= The Demon Pits of Caeldo =

The Demon Pits of Caeldo is a 1983 role-playing game adventure published by Gamelords for Thieves' Guild.

==Plot summary==
The Demon Pits of Caeldo is an adventure in which mid-level player characters explore an abandoned castle as well the dungeons beneath it that are haunted by demons.

==Publication history==
The Demon Pits of Caeldo was written by Kerry Lloyd and published by Gamelords in 1983 as 28-page book.

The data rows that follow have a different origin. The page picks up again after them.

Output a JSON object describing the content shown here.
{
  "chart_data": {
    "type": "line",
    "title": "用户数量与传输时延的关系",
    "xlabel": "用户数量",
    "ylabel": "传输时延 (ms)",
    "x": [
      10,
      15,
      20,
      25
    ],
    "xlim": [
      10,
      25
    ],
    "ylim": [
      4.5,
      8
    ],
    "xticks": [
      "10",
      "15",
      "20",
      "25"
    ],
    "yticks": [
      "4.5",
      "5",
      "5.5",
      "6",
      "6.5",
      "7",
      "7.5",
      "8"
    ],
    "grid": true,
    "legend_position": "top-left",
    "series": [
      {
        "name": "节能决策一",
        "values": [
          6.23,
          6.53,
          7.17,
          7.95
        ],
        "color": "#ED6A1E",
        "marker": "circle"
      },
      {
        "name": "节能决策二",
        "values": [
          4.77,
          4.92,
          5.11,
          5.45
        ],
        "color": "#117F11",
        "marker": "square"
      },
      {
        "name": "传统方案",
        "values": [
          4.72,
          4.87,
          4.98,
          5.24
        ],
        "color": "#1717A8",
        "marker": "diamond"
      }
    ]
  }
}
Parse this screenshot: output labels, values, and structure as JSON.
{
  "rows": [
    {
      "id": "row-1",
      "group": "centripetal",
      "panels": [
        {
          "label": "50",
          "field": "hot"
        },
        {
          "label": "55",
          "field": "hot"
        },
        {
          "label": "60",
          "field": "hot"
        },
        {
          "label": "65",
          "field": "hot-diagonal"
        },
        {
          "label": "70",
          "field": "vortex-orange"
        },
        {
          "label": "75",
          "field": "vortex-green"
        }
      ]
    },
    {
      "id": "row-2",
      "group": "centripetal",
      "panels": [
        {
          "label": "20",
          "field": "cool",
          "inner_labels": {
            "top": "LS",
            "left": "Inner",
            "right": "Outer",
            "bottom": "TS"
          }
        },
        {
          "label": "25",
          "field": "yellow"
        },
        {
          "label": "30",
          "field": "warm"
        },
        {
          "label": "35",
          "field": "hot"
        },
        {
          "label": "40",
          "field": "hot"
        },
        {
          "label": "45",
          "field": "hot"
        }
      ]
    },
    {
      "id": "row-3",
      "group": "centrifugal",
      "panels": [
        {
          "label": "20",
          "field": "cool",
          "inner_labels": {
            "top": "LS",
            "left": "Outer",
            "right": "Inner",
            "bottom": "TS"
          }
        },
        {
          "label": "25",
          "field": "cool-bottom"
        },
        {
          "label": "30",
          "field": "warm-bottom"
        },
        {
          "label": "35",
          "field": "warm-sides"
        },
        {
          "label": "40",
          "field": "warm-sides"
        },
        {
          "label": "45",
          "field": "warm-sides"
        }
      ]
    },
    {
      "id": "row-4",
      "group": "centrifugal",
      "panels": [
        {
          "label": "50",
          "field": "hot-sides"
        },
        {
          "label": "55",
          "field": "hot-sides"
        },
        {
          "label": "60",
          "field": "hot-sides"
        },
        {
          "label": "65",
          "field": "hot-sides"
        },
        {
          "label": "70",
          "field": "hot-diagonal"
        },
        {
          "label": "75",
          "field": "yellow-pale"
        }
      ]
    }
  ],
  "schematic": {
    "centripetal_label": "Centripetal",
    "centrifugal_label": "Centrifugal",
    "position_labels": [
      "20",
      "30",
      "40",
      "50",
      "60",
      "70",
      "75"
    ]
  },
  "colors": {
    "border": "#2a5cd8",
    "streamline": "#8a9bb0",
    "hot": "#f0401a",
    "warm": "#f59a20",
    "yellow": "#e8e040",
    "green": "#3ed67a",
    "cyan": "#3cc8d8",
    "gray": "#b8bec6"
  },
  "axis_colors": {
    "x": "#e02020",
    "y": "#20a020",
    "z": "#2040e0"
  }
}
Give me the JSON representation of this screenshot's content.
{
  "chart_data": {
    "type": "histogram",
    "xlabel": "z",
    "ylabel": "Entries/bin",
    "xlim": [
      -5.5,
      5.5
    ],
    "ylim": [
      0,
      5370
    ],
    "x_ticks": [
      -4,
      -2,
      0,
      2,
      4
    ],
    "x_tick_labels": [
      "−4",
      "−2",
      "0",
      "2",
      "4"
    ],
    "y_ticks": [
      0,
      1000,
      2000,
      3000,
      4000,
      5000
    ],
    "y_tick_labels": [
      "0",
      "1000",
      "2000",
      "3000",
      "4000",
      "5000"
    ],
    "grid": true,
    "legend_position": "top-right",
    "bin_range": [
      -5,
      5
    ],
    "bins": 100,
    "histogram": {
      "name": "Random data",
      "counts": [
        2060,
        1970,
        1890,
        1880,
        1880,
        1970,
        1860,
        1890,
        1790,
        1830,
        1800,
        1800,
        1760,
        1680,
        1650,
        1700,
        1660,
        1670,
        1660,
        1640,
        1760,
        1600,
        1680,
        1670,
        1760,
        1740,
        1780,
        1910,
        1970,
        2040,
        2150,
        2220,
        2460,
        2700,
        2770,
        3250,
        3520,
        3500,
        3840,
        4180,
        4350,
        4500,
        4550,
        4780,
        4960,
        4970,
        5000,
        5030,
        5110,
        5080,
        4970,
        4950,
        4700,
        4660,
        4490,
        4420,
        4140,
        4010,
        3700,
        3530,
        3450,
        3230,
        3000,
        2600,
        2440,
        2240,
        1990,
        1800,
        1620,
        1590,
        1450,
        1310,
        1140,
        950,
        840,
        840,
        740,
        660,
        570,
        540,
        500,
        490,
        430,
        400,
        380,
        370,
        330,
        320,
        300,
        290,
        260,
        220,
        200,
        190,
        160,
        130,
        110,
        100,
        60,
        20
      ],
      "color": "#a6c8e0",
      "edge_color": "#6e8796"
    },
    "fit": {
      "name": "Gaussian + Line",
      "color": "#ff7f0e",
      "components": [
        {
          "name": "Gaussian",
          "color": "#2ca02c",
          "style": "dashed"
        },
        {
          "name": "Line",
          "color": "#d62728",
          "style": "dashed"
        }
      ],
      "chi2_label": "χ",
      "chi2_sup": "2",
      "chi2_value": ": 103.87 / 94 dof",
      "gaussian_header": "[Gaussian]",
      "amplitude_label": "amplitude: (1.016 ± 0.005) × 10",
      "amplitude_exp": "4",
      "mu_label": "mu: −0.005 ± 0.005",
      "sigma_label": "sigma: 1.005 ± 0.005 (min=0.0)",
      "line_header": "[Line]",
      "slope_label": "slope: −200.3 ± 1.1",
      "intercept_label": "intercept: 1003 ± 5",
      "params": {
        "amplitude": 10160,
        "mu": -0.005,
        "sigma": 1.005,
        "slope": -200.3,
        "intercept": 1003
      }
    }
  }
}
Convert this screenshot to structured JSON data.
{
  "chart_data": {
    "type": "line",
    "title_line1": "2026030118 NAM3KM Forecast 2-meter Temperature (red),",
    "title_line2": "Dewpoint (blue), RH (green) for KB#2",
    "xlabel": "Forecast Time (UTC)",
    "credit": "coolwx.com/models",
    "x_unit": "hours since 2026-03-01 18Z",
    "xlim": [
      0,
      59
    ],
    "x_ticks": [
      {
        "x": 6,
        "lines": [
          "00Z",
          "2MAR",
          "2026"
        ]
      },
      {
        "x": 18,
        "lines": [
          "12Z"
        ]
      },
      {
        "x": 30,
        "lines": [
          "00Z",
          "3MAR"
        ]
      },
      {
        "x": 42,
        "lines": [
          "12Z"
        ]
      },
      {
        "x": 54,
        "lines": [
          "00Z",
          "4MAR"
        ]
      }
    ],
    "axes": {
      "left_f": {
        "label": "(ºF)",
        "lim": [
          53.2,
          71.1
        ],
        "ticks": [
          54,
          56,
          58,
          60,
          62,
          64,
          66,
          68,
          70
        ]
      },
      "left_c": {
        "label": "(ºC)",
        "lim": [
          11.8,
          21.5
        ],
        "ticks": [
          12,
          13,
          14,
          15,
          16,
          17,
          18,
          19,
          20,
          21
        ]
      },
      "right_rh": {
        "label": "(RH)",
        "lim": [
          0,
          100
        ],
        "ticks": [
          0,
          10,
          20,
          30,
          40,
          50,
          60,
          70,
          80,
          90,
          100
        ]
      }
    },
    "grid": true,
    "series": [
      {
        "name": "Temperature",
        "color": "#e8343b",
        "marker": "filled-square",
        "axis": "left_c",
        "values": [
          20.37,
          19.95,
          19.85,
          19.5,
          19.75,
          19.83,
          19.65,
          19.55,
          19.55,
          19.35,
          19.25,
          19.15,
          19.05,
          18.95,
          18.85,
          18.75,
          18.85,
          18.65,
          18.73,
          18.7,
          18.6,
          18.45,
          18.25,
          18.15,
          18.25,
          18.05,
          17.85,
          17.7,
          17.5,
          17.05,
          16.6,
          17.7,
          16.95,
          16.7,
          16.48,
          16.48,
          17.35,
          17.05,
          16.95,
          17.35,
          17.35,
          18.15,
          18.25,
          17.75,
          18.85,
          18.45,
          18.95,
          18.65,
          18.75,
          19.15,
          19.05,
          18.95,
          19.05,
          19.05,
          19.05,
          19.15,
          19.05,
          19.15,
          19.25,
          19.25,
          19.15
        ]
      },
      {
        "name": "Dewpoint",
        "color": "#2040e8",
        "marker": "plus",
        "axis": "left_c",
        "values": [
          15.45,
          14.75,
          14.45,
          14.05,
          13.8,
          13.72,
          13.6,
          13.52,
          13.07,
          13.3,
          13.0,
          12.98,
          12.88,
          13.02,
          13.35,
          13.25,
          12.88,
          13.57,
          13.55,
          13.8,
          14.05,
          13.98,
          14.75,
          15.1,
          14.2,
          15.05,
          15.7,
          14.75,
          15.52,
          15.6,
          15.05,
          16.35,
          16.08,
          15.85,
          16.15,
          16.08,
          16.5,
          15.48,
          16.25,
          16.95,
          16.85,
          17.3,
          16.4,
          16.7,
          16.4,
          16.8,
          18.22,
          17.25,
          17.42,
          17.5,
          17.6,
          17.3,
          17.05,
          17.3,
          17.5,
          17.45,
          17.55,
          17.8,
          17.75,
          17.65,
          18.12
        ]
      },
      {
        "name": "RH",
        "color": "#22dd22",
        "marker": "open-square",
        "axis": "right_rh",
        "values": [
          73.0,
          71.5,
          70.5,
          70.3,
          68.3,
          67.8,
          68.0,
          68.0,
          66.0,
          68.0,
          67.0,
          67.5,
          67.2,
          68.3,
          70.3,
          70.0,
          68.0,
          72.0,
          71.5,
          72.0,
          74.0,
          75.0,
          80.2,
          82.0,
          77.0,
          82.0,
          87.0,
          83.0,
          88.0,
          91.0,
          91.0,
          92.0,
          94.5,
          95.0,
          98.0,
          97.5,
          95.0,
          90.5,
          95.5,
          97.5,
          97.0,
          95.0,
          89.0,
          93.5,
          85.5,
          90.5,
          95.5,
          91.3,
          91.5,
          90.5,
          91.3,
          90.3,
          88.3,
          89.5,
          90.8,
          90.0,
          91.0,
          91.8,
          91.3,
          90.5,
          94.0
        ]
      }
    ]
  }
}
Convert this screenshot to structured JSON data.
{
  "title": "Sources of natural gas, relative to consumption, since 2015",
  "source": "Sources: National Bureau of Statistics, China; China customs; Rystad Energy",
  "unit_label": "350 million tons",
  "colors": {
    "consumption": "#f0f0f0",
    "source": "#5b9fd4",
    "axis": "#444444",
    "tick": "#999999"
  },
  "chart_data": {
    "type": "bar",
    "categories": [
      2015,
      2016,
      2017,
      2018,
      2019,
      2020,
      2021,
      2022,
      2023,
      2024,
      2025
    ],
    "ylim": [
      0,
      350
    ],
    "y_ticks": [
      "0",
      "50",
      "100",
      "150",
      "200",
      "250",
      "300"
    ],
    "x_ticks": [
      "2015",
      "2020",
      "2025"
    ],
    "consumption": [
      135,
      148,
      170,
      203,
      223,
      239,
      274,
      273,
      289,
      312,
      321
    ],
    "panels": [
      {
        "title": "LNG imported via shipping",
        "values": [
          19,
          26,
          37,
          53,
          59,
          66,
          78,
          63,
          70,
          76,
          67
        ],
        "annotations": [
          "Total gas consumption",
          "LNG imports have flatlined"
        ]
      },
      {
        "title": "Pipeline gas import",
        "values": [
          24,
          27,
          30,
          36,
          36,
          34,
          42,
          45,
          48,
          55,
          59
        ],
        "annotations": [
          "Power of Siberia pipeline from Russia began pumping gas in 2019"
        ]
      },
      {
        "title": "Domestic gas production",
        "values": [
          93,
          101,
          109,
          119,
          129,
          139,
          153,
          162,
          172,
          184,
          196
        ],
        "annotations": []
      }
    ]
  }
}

Shannon Appelcline explained that the company Phoenix Games "was where new RPG author Kerry Lloyd got his first book published, a 'generic fantasy' adventure called The Mines of Keridav (1979). He had a sequel, The Demon Pits of Caeldo, ready to go but Phoenix Games disappeared before the latter could be published." Appecline notes that Lloyd founded his own company Gamelords soon after, and that by 1983 "Notable books in these last years included: Haven: Secrets of the Labyrinth (1983), the long-delayed second supplement detailing the massive city; The Mines of Keridav (1983), a Thieves' Guild reprint of Kerry Lloyd's original publication; and The Demon Pits of Caeldo (1983), the never-printed adventure promised by Phoenix four years previous."